Viele Menschen haben das Herz auf dem rechten Fleck, aber sie verstehen nicht zu geben, und es dauert lange, ehe der Wille des Herzens den Weg bis zur Tasche macht; zwischen dem guten Vorsatz und der Vollstreckung vergeht langsam die Zeit wie bei einer Postschnecke. Zwischen dem Herzen meines Vaters und seiner Tasche war gleichsam schon eine Eisenbahn eingerichtet. Daß er durch die Aktionen solcher Eisenbahn nicht reich wurde, versteht sich von selbst. Bei der Nord- oder Lyonbahn ist mehr verdient worden.
Die meisten Klienten meines Vaters waren Frauen, und zwar alte, und auch in späteren Zeiten, selbst damals, als seine Umstände sehr unglänzend zu sein begannen, hatte er eine solche Klientel von bejahrten Weibspersonen, denen er kleine Pensionen verabreichte.
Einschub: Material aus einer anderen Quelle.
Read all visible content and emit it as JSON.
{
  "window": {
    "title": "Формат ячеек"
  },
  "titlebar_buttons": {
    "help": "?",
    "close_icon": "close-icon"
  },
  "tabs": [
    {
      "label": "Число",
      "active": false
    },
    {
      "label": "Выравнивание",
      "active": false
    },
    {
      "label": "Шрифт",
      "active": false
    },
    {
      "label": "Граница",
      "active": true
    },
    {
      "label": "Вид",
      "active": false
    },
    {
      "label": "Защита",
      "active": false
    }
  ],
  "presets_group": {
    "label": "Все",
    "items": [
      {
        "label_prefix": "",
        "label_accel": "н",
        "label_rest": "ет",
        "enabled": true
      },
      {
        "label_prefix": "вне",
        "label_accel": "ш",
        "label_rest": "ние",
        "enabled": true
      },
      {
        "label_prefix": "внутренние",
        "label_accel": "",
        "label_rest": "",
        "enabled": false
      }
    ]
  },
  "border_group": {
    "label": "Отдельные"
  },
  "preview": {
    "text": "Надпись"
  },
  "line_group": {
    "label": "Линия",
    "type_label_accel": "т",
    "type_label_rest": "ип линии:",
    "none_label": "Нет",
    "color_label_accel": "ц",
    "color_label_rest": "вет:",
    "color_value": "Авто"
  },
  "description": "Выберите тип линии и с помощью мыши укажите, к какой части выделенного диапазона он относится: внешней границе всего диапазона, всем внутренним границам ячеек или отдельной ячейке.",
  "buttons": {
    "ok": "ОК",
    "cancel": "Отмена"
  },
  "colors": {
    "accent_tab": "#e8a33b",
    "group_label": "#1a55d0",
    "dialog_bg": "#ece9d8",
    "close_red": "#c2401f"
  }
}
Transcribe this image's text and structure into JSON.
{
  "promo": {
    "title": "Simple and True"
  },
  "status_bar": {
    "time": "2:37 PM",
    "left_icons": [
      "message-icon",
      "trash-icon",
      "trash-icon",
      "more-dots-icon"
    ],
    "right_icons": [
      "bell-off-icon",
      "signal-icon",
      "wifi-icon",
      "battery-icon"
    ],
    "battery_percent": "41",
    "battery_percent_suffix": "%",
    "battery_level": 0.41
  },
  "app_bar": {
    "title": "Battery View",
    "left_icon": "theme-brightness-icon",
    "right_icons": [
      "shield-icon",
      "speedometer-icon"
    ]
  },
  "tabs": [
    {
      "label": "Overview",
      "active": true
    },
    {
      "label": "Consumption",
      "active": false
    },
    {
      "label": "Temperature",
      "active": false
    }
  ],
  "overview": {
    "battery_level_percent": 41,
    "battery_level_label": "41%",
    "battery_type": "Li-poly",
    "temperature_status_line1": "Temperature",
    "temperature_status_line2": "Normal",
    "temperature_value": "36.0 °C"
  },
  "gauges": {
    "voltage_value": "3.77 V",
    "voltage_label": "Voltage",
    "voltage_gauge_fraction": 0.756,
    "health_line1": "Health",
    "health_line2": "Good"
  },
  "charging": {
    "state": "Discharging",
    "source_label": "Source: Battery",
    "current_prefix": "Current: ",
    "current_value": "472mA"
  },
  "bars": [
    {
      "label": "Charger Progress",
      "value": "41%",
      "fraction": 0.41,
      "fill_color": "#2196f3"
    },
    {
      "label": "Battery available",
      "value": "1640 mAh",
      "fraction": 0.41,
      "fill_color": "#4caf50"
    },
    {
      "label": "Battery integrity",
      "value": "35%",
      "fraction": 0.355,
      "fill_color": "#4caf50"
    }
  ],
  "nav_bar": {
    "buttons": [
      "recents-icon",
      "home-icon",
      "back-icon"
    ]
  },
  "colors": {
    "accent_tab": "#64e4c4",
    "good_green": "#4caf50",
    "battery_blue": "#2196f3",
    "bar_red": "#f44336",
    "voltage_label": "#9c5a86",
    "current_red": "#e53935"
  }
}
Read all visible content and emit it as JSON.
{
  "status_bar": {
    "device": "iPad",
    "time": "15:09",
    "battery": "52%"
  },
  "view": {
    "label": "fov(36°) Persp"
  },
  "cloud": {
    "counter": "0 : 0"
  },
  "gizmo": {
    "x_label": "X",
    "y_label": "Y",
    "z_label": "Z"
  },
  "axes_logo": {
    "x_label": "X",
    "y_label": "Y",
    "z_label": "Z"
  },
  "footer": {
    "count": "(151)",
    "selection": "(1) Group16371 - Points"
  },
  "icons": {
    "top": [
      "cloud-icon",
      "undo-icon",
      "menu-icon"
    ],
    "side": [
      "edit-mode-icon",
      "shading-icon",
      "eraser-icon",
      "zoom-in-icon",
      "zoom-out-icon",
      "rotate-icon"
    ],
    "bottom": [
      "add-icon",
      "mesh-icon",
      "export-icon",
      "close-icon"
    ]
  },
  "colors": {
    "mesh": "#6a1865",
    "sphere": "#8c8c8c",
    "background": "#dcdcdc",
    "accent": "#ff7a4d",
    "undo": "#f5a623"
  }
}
Sie standen überall auf der Lauer, wo sein Weg ihn vorüberführen mußte, und er hatte solchermaßen eine geheime Leibwache von alten Weibern wie einst der selige Robespierre.
Unter dieser altergrauen Garde war manche Vettel, die durchaus nicht aus Dürftigkeit ihm nachlief, sondern aus wahrem Wohlgefallen an seiner Person, an seiner freundlichen und immer liebreichen Erscheinung.
Er war ja die Artigkeit in Person, nicht bloß den jungen, sondern auch den älteren Frauen gegenüber, und die alten Weiber, die so grausam sich zeigen, wenn sie verletzt werden, sind die dankbarste Nation, wenn man ihnen einige Aufmerksamkeit und Zuvorkommenheit erwiesen, und wer in Schmeicheleien bezahlt sein will, der findet in ihnen Personen, die nicht knickern, während die jungen schnippischen Dinger uns für alle unsere Zuvorkommenheiten kaum eines Kopfnickens würdigen.
Da nun für schöne Männer, deren Spezialität drin besteht, daß sie schöne Männer sind, die Schmeichelei ein großes Bedürfnis ist und es ihnen dabei gleichgültig ist, ob der Weihrauch aus einem rosichten oder welken Munde kommt, wenn er nur stark und reichlich hervorquillt, so begreift man, wie mein teurer Vater, ohne eben darauf spekuliert zu haben, dennoch in seinem Verkehr mit den alten Damen ein gutes Geschäft machte.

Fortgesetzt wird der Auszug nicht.